At the end of each year pundits have a tendency to claim that the past 12 months was the year, the one that changed it all, the one that, in a decade or two from now, we will all look back at and remember distinctly. It is very easy to get sucked into this "significance trap," but still we must ask: was 2004 such a year?
Judging by the memberships in NATO and the European Union, it was. These are, after all, the two things the Baltic states wanted most since achieving independence. Now they have them. Membership in the two organizations was the result of years of negotiations and reform and could, if utilized properly, continue facilitating development and broaden prosperity in countries that are still impoverished by European standards.
Pundits be damned, but 2004 was the beginning of a new era in Baltic history.
Otherwise, it was politics as usual in 2004. Latvia had three governments, Lithuania two and Estonia only one. Estonians stuck behind Mr. Juhan Parts, despite the growing unpopularity of his ruling right-wing party, Res Publica. On the other hand, Lithuania went through three presidents (Paksas-Paulauskas-Adamkus), an undisputed record not only for the Baltics but maybe all of Europe. What's more, its corruption scandals were easily the worst in the Baltics. So stability-wise, Estonia takes the prize.

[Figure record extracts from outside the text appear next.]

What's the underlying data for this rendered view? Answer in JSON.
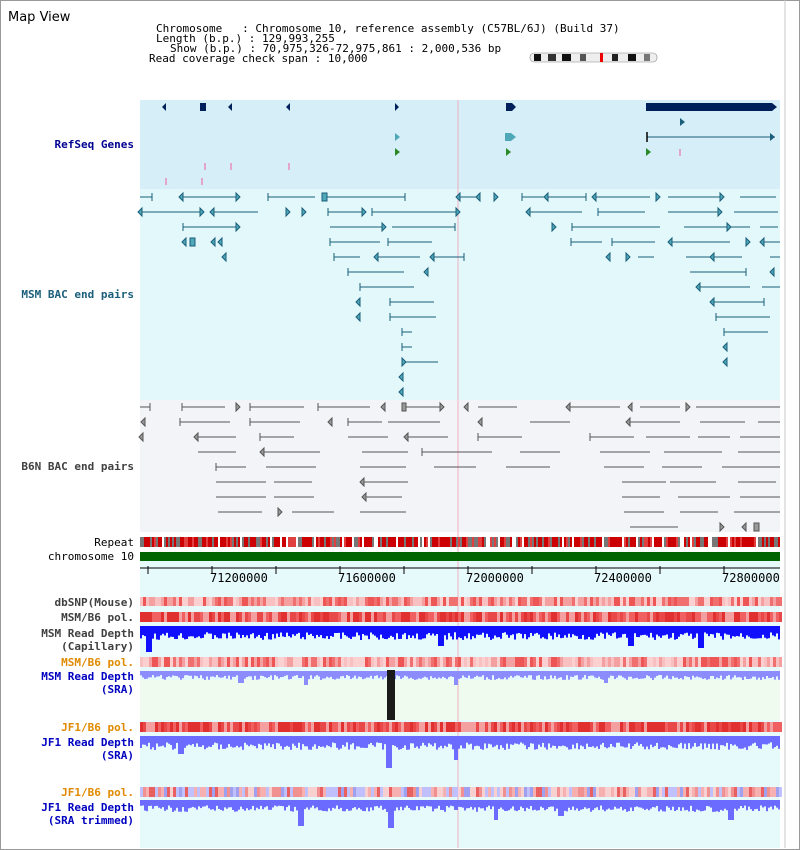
{
  "page": {
    "title": "Map View"
  },
  "info": {
    "chromosome_key": "Chromosome   ",
    "chromosome_val": ": Chromosome 10, reference assembly (C57BL/6J) (Build 37)",
    "length_key": "Length (b.p.)",
    "length_val": ": 129,993,255",
    "show_key": "Show (b.p.)",
    "show_val": ": 70,975,326-72,975,861 : 2,000,536 bp",
    "coverage_key": "Read coverage check span",
    "coverage_val": ": 10,000"
  },
  "tracks": {
    "refseq": "RefSeq Genes",
    "msm_bac": "MSM BAC end pairs",
    "b6n_bac": "B6N BAC end pairs",
    "repeat": "Repeat",
    "chromosome": "chromosome 10",
    "dbsnp": "dbSNP(Mouse)",
    "msm_b6_pol_1": "MSM/B6 pol.",
    "msm_read_depth_cap_1": "MSM Read Depth",
    "msm_read_depth_cap_2": "(Capillary)",
    "msm_b6_pol_2": "MSM/B6 pol.",
    "msm_read_depth_sra_1": "MSM Read Depth",
    "msm_read_depth_sra_2": "(SRA)",
    "jf1_b6_pol_1": "JF1/B6 pol.",
    "jf1_read_depth_sra_1": "JF1 Read Depth",
    "jf1_read_depth_sra_2": "(SRA)",
    "jf1_b6_pol_2": "JF1/B6 pol.",
    "jf1_read_depth_trim_1": "JF1 Read Depth",
    "jf1_read_depth_trim_2": "(SRA trimmed)"
  },
  "axis": {
    "ticks": [
      "71200000",
      "71600000",
      "72000000",
      "72400000",
      "72800000"
    ]
  },
  "colors": {
    "refseq_bg": "#d6eef8",
    "msm_bg": "#e2f8fa",
    "b6n_bg": "#f3f4f8",
    "navy": "#00205b",
    "teal": "#1b5e7a",
    "chrom_green": "#006400",
    "depth_blue": "#0000ff",
    "depth_light": "#7b7bff"
  }
}
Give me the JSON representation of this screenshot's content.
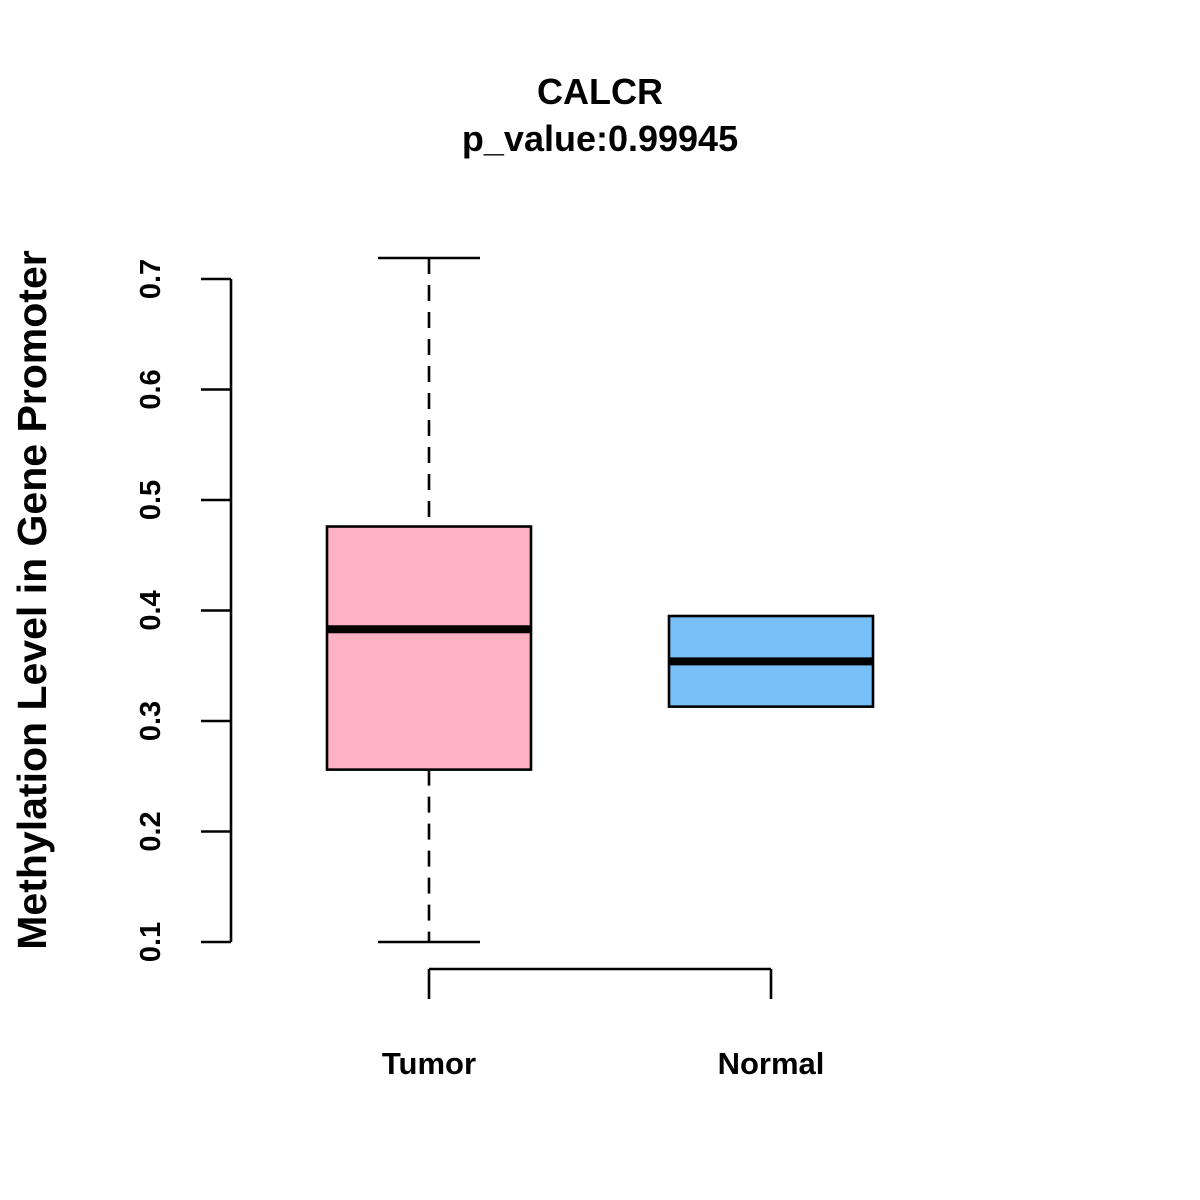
{
  "chart_data": {
    "type": "boxplot",
    "title": "CALCR",
    "subtitle": "p_value:0.99945",
    "xlabel": "",
    "ylabel": "Methylation Level in Gene Promoter",
    "ylim": [
      0.1,
      0.7
    ],
    "yticks": [
      0.1,
      0.2,
      0.3,
      0.4,
      0.5,
      0.6,
      0.7
    ],
    "ytick_labels": [
      "0.1",
      "0.2",
      "0.3",
      "0.4",
      "0.5",
      "0.6",
      "0.7"
    ],
    "grid": false,
    "categories": [
      "Tumor",
      "Normal"
    ],
    "boxes": [
      {
        "name": "Tumor",
        "color": "#FDB1C2",
        "whisker_low": 0.1,
        "q1": 0.256,
        "median": 0.383,
        "q3": 0.476,
        "whisker_high": 0.719
      },
      {
        "name": "Normal",
        "color": "#78C0F8",
        "whisker_low": 0.313,
        "q1": 0.313,
        "median": 0.354,
        "q3": 0.395,
        "whisker_high": 0.395
      }
    ]
  }
}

Socially, 2004 was exemplary in that it demonstrated many of the same frustrating problems for Balts even 13 years after independence. 1) History: the Lihula monument showed that even something as seemingly straightforward as honoring freedom fighters is fraught with controversy and inevitably fractures society. 2) Integration: Latvia's education reform, designed to improve naturalization and minorities' competitiveness, is likely to foment more discontent among non-Latvians. 3) Culture: Drivers in Latvia continue to behave like irresponsible, rambunctious children. Road culture is looking more third-world than first-world. 4) Population: Decline in all three countries, with little hope for a turnaround.
Jumping ahead, 2005 is likely to be less tumultuous than these last 12 months. For one, President Valdas Adamkus has good job security. Second, other than a couple privatizations, there is no hard-boiled issue that could torpedo Latvia's new government. Third, Estonia's Res Publica will fight tooth and nail to become the first government to last an entire term. Finally, many are predicting a rift in Lithuania's schizophrenic Cabinet of center-leftists and populists, but we tend not to believe them. For the deluge of EU funds will begin in 2005, and that is pork no sane politicians would ever walk away from. The Laborites and the SocDems are likely to try extra hard to get along.
Indeed, we believe that EU structural funds will be the thing to watch next year. Membership success depends on how much cash each country can wring out of Brussels, and that in turn largely depends on the degree of organization. We're not placing any bets on which country will receive the most EU funds per capita - what about you?